Na Assembleia da República, Ventura deu a conhecer uma lista de nomes de crianças, alegadamente estrangeiras, a frequentar uma escola em Portugal, depois de Rita Matias a ter referenciado num dos seus vídeos.
À posteriori, Matias veio dizer que não confirmou a veracidade da tal lista. Recebeu-a e debitou-a.
A propósito, não admira que, de acordo com um estudo da UBI com a ERC, o Chega tenha sido o partido que mais divulgou conteúdos desinformativos nas últimas legislativas nacionais. Foram monitorizadas mais de 4500 publicações de partidos no Instagram, Facebook, X, TikTok e YouTube e 81% da desinformação verificada estava relacionada com aquele partido. Não há coincidências.
Mas voltemos às crianças.
A lista com os seus nomes foi lida no âmbito de um debate parlamentar em torno da lei da nacionalidade e da imigração.

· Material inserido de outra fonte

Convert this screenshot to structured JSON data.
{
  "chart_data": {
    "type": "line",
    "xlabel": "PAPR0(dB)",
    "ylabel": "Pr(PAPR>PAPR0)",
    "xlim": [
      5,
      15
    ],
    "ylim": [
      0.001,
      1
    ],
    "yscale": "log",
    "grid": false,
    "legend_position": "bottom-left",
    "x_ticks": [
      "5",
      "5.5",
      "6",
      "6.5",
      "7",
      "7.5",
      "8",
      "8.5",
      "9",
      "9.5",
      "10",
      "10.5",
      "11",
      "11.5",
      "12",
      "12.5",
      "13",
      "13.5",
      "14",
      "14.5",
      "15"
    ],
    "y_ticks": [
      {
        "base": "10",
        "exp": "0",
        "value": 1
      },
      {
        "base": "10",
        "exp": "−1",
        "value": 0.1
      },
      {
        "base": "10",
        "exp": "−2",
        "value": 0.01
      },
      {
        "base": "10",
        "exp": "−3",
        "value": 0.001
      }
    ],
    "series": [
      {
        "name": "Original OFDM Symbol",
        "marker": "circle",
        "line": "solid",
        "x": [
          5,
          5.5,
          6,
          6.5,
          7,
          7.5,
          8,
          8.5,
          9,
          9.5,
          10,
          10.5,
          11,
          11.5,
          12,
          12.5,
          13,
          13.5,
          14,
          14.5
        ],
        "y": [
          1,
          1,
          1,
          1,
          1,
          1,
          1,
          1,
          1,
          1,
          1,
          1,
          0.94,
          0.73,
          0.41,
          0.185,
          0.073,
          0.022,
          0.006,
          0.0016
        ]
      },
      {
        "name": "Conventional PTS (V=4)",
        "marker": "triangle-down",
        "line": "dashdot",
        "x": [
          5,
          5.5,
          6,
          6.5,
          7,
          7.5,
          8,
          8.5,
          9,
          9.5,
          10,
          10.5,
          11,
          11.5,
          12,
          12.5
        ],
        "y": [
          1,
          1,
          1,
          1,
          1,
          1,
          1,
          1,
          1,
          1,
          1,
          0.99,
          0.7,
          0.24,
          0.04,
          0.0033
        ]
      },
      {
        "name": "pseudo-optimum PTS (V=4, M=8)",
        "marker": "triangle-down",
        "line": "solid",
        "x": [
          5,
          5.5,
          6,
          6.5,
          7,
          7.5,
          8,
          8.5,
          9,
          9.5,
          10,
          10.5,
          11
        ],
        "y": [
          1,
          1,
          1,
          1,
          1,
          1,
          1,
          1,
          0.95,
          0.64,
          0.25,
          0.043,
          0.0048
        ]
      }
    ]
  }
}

Dir-me-ão, talvez, que, apesar do processo de averiguações em curso, aberto pela Comissão Nacional de Proteção de Dados, depois de recebidas várias queixas, não há qualquer ilegalidade.
Aliás, a liberdade de expressão foi a desculpa mais usada, que se viu reforçada por constitucionalistas que fizeram alusão ao artigo 157.º da Constituição da República que defende que os deputados “não respondem civil, criminal ou disciplinarmente pelos votos e opiniões que emitirem no exercício das suas funções”. E é aqui, precisamente, que reside a luz do populismo e da (falta) de ética e de moralidade.

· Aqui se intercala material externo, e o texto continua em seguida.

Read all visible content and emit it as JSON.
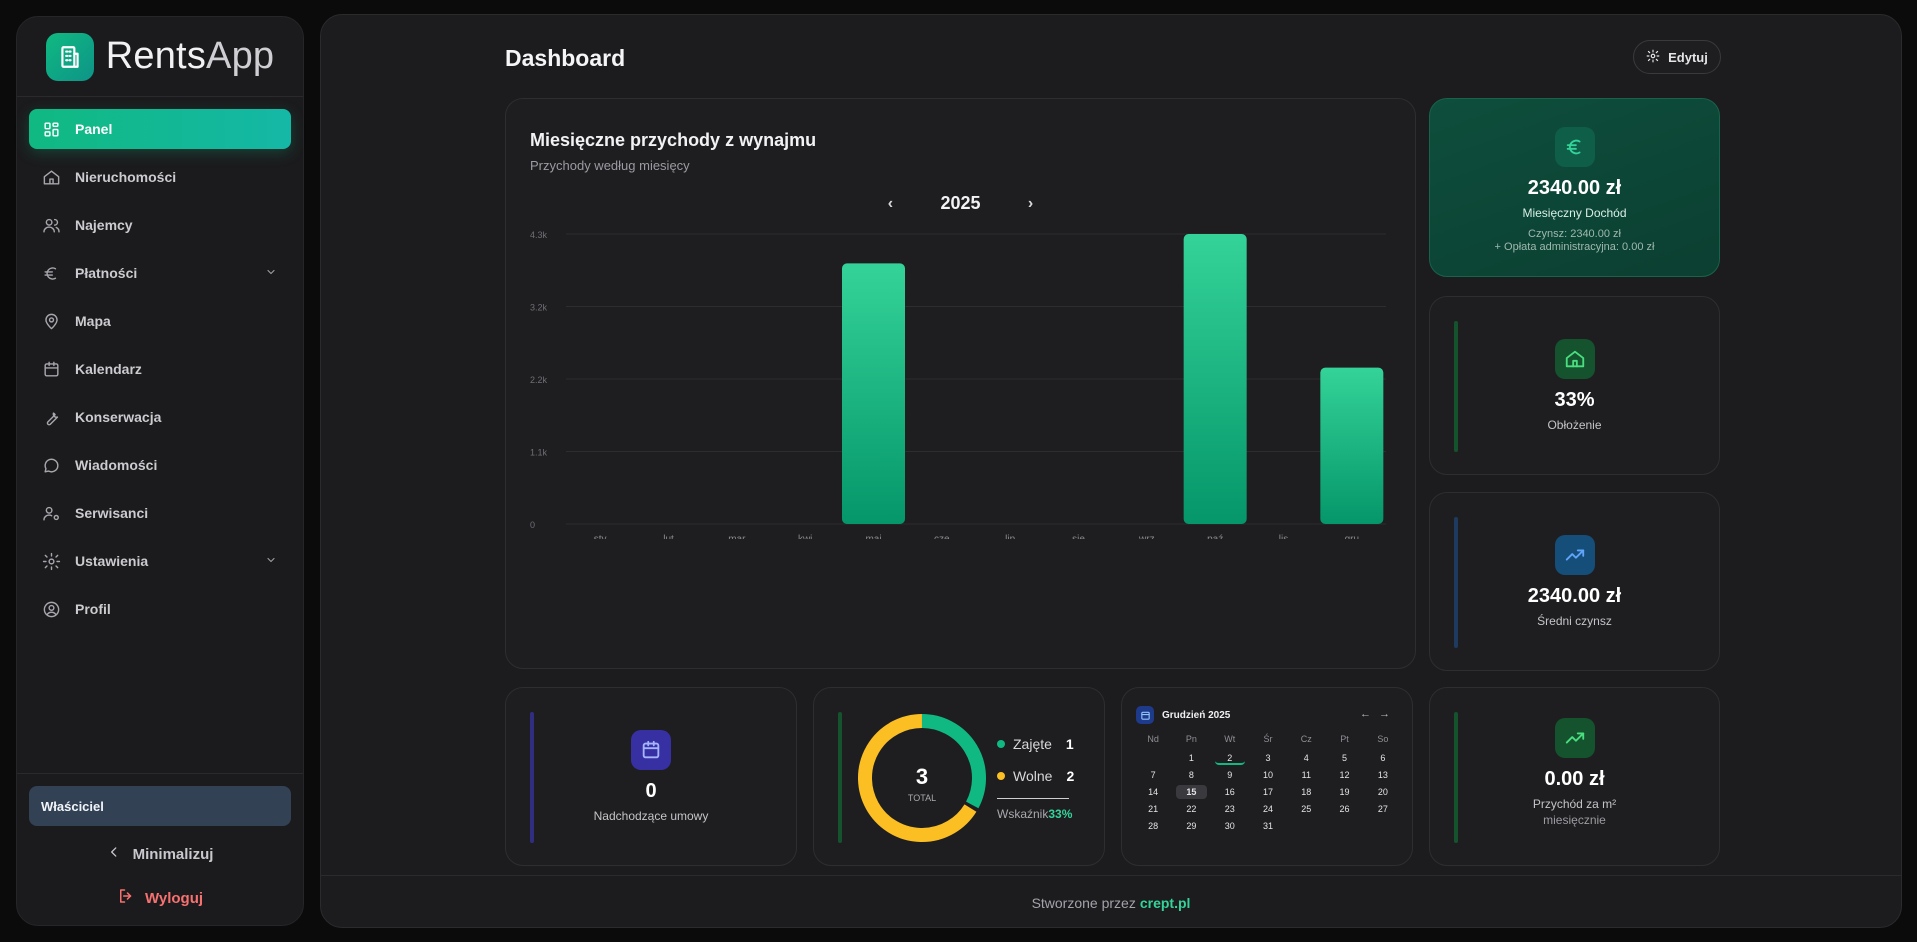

Matias e Ventura não levaram esta lista ao Parlamento para denunciar uma alegada “mudança cultural”. Levaram-na para semear o ódio, o medo, a mágoa, a raiva e uma perspetiva de injustiça. Levaram-na porque vivem de slogans, soundbites e de populismo oco, de uma política que desinforma e desagrega, em vez de aceitar, disciplinar e acompanhar.

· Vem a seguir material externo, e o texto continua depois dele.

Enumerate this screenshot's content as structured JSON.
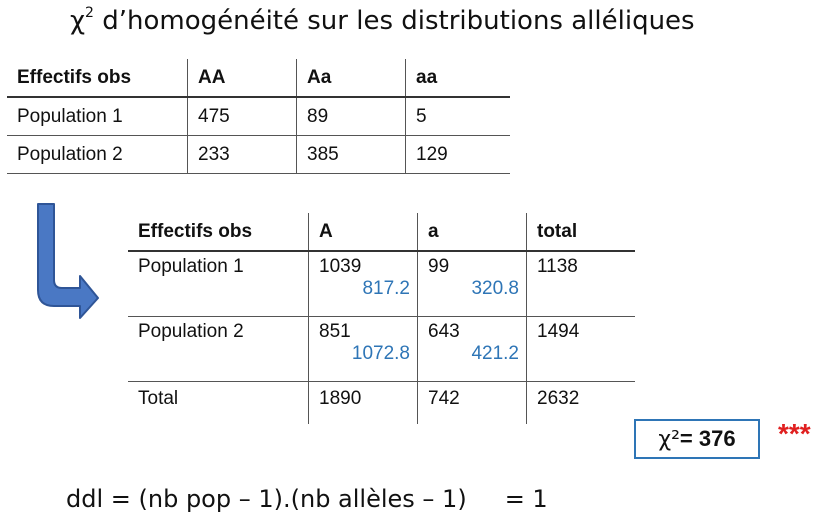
{
  "title": {
    "chi_symbol": "χ",
    "superscript": "2",
    "text": " d’homogénéité sur les distributions alléliques"
  },
  "table_genotypes": {
    "headers": [
      "Effectifs obs",
      "AA",
      "Aa",
      "aa"
    ],
    "rows": [
      [
        "Population 1",
        "475",
        "89",
        "5"
      ],
      [
        "Population 2",
        "233",
        "385",
        "129"
      ]
    ]
  },
  "table_alleles": {
    "headers": [
      "Effectifs obs",
      "A",
      "a",
      "total"
    ],
    "rows": [
      {
        "label": "Population 1",
        "A": "1039",
        "A_expected": "817.2",
        "a": "99",
        "a_expected": "320.8",
        "total": "1138"
      },
      {
        "label": "Population 2",
        "A": "851",
        "A_expected": "1072.8",
        "a": "643",
        "a_expected": "421.2",
        "total": "1494"
      }
    ],
    "total_row": [
      "Total",
      "1890",
      "742",
      "2632"
    ]
  },
  "result": {
    "chi_label": "χ²",
    "chi_value": " = 376",
    "stars": "***"
  },
  "ddl": {
    "formula": "ddl = (nb pop – 1).(nb allèles – 1)",
    "result": "= 1"
  },
  "colors": {
    "expected_values": "#2e75b6",
    "box_border": "#2e75b6",
    "stars": "#e02020",
    "arrow_fill": "#4a78c4"
  }
}
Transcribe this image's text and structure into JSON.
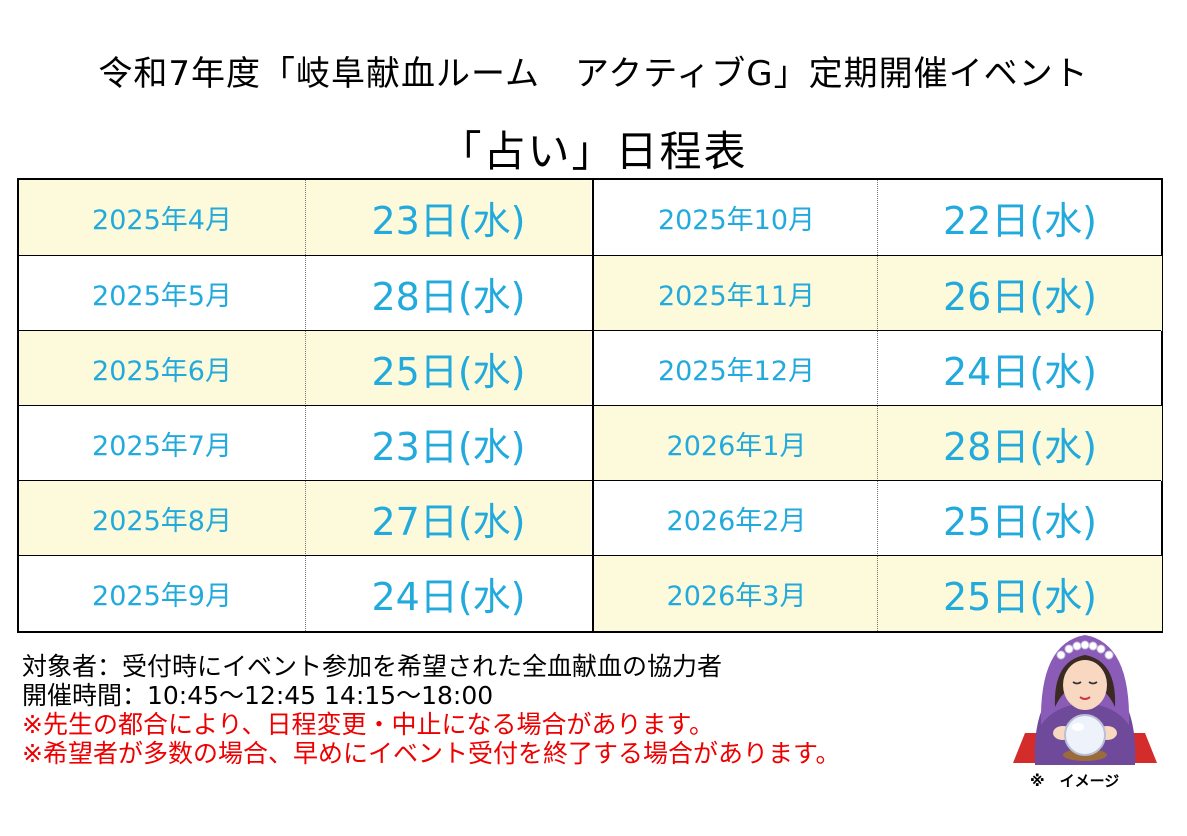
{
  "header": {
    "line1": "令和7年度「岐阜献血ルーム　アクティブG」定期開催イベント",
    "line2": "「占い」日程表"
  },
  "schedule": [
    {
      "left": {
        "month": "2025年4月",
        "day": "23日(水)"
      },
      "right": {
        "month": "2025年10月",
        "day": "22日(水)"
      }
    },
    {
      "left": {
        "month": "2025年5月",
        "day": "28日(水)"
      },
      "right": {
        "month": "2025年11月",
        "day": "26日(水)"
      }
    },
    {
      "left": {
        "month": "2025年6月",
        "day": "25日(水)"
      },
      "right": {
        "month": "2025年12月",
        "day": "24日(水)"
      }
    },
    {
      "left": {
        "month": "2025年7月",
        "day": "23日(水)"
      },
      "right": {
        "month": "2026年1月",
        "day": "28日(水)"
      }
    },
    {
      "left": {
        "month": "2025年8月",
        "day": "27日(水)"
      },
      "right": {
        "month": "2026年2月",
        "day": "25日(水)"
      }
    },
    {
      "left": {
        "month": "2025年9月",
        "day": "24日(水)"
      },
      "right": {
        "month": "2026年3月",
        "day": "25日(水)"
      }
    }
  ],
  "notes": {
    "target": "対象者：受付時にイベント参加を希望された全血献血の協力者",
    "hours": "開催時間：10:45～12:45 14:15～18:00",
    "warning1": "※先生の都合により、日程変更・中止になる場合があります。",
    "warning2": "※希望者が多数の場合、早めにイベント受付を終了する場合があります。"
  },
  "illustration": {
    "icon": "fortune-teller-icon",
    "caption": "※　イメージ"
  },
  "colors": {
    "date_text": "#22aadd",
    "highlight": "#fdfadb",
    "warning": "#ee0000"
  }
}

É por isso que é fundamental recordar aquela que foi a informação veiculada pelo Ministério da Educação que reitera que “a nacionalidade do aluno não é critério nas matrículas (…) e em nenhum dos artigos da legislação em vigor está expresso que as crianças e os alunos vindos do exterior têm prioridade sobre os restantes”.
Têm prioridade, apenas, crianças “com necessidades educativas específicas, com existência de irmãos na mesma escola, beneficiários da ação social escolar, proximidade da residência ou do local de trabalho dos pais ou encarregados de educação”. Mesmo que, no regulamento interno de cada escola, sejam definidos outras prioridades ou critérios de desempate, estes devem respeitar a lei em vigor.
A liberdade de expressão não pode ser chapéu para toda e qualquer imoralidade que seja proferida no exercício de funções públicas. Funções, essas, que deviam ser desempenhas com base na lealdade e na defesa dos direitos humanos. Não há pessoas mais pessoas do que outras.
Lembremo-nos, como diz o poema, que “Primeiro, levaram os negros, Mas eu não me importei com isso, Eu não era negro”. Um dia, depois de atropelada toda a dignidade humana e toda a credibilidade parlamentar, poderemos ser nós. Mas aí pode já ser tarde.